Today having a website that is optimized for mobile devices is a must. With Chrome, you can debug websites in mobile mode through the Mobile Emulator feature, which has been totally revamped and added with a bunch of new capablities.

To enable the Mobile Emulator, launch the DevTools and click the Mobile icon next to the loop/search icon, as shown in the following screenshot. As you can see, above the Emulator is now equipped with rulers so you can see exactly the viewport size the website is in.

2. Multiple Cursors Selections

Do yo want to edit multiple lines together in a source file the way you can with Sublime Text? Chrome now supports multipe cursors and selection in the DevTools. Use Ctrl + Click or Cmd + Click to select multiple lines at once.

3. Throttling Network Connection

You can now also test your website’s response and performance on various connections through the DevTools. In the DevTools, press Esc to launch Console Drawer then select Emulation. On the Network tab, select the speed type to throttling your network connection and see how your website performs within the selected speed.

4. Offline Mode

Google Chrome now is equipped with Offline Mode, which allows you to open websites while you are actually offline. If you are developing web application which aims to work even while users are offline, this feature would be really helpful. To enable the Offline Mode, head to chrome://flags/#enable-offline-mode via the address bar and enable the “Enable Offline Cache Mode” option.

Don’t forget to restart Chrome for the effect to take place.

5. Drag and Drop HTML Into the Editor

Sometimes you need to copy a HTML element to your editor. Instead of manually copying and pasting it on your text editor, you can simply drag the DOM and drop into the editor.

Currently, you can only drag one element, and its child elements won’t follow. Hopefully this will be improved on in the next update.

6. Auditing CSS

You can now also audit your CSS, such as inspecting useless style rules which are not being used on the web page.

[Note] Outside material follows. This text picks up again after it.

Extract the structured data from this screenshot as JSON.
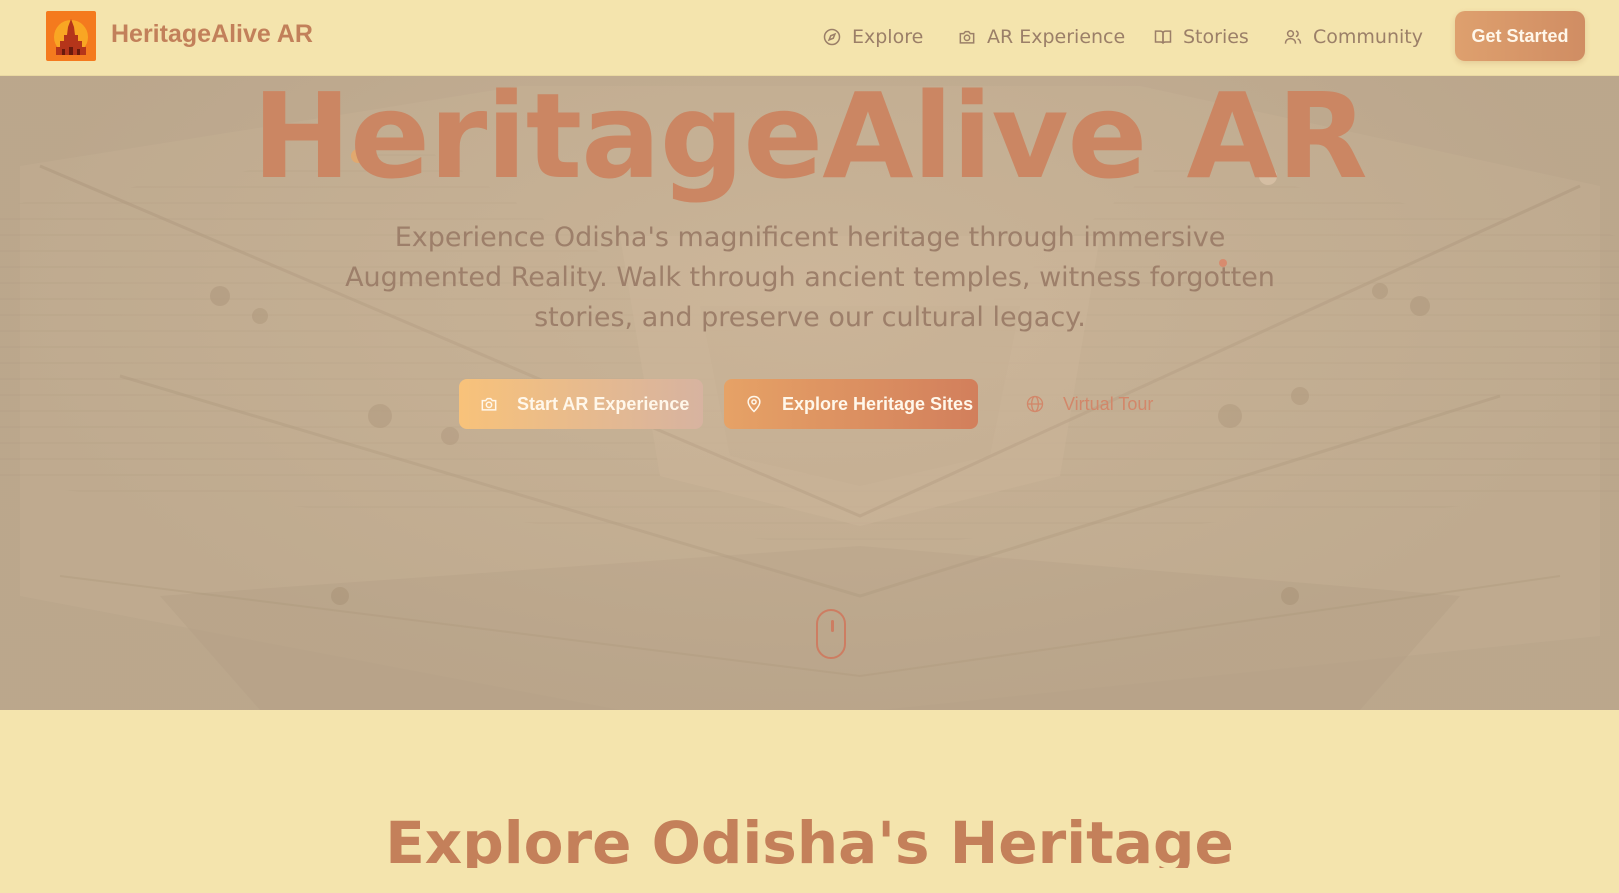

To do so, go to the “Audits” tab and click “Run” to start auditing the CSS. You will see a list of classes/selectors that are not used on the current page, as follows.

7. Adding SourceMap

With Source Map, you can see the unbuilt or the uncompiled version of CSS or JavaScript (JS). This feature is particularly useful for developers who compose styles or JS using Pre-processors like Sass, LESS, or CoffeeScript. With the Source Map enabled, you can find location of code on generated JS or CSS on a certain line and column number. The latest version of Chrome allows you to add Source Map manually.

To do this, make sure that you’re in the source panel then open a file. After that, right-click and select Add Source Map. to add the .map file.